El no hablaba. En cierto punto de la conversación me interrumpió. Nunca me había interrumpido y menos para corregirme. Dijo que no eran tortugas, sino avestruces las que enterraban la cabeza. Comprendí. Despaché con naturalidad y me despedí con un buen apretón de manos. Lo apreciaba y lo apreciaré siempre. Ajustamos las agendas, la próxima reunión sería a primeros de mes pero ambos sabíamos que no nos encontraríamos más.

Cuando me quedé solo tardé menos una hora en liquidar, gestionar las quiebras, el stock y los despidos, salvando más de la mitad de los activos con unas garantías razonables.



EL LUNES Me desperté temprano, cerré las cancelas y solté los perros. Hice el desayuno y se lo llevé a la cama a mi Marisa. Las tortitas estaban espectaculares, no había perdido mano. Le dije que todo iría bien, y lo creía de verdad, me invadió una especie de euforia, como si me hubiera quitado un peso de encima.

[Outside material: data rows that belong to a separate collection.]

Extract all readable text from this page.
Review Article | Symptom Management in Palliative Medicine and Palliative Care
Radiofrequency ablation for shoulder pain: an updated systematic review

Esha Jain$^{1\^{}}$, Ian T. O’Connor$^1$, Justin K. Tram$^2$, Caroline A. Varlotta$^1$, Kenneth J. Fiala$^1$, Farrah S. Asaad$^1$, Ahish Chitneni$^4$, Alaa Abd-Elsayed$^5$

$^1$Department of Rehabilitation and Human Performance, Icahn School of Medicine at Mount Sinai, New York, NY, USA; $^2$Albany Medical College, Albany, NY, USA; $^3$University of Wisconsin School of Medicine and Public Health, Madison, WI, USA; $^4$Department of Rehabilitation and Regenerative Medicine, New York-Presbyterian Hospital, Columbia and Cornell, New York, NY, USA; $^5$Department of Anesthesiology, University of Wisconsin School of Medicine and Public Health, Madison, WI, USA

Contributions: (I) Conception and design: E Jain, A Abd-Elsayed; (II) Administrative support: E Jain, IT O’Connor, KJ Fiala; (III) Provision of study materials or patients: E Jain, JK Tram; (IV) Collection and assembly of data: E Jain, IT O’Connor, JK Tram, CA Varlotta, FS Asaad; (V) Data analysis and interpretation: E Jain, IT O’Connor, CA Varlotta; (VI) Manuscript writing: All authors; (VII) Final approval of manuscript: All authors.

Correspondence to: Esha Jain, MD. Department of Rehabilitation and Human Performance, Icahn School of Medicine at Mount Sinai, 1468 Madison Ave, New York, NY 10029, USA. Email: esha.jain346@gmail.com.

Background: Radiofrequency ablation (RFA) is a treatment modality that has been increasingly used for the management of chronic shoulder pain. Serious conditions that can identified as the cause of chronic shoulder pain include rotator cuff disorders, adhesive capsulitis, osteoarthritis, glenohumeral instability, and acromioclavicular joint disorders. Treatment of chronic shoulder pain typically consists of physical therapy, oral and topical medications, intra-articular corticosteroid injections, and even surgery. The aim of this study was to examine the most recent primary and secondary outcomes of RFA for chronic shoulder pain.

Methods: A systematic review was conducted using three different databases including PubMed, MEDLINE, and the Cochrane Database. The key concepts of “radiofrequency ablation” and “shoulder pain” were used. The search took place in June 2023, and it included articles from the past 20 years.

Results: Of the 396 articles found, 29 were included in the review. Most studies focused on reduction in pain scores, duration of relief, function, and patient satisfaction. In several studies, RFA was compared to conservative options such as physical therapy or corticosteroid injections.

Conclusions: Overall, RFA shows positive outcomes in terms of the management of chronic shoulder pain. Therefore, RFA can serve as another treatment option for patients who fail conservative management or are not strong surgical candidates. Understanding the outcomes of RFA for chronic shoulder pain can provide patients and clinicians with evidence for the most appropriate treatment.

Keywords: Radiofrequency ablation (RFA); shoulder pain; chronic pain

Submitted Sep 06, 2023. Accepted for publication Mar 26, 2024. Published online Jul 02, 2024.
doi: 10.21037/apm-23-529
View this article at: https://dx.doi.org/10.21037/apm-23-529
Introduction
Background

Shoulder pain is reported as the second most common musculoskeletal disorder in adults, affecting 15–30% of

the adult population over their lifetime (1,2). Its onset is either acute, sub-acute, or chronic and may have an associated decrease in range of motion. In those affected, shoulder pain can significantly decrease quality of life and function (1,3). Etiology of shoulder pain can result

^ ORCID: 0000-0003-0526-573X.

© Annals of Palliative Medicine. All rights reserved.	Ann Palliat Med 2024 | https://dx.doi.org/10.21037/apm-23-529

Después de desayunar subimos al mirador y estuvimos un rato en silencio, intentando adivinar la extensión de las murallas de la propiedad. Tras las murallas, se les veía lejanos, vagando por los campos, posiblemente felices, festejando su conquista. Fue entonces cuando sentí el nudo en la garganta, una emoción sincera que casi me hace llorar, porque pensaba en ellos, de verdad, en sus caras, en sus expresiones cuando descubran que ya no son necesarios, que la naturaleza es cruel con lo que sobra.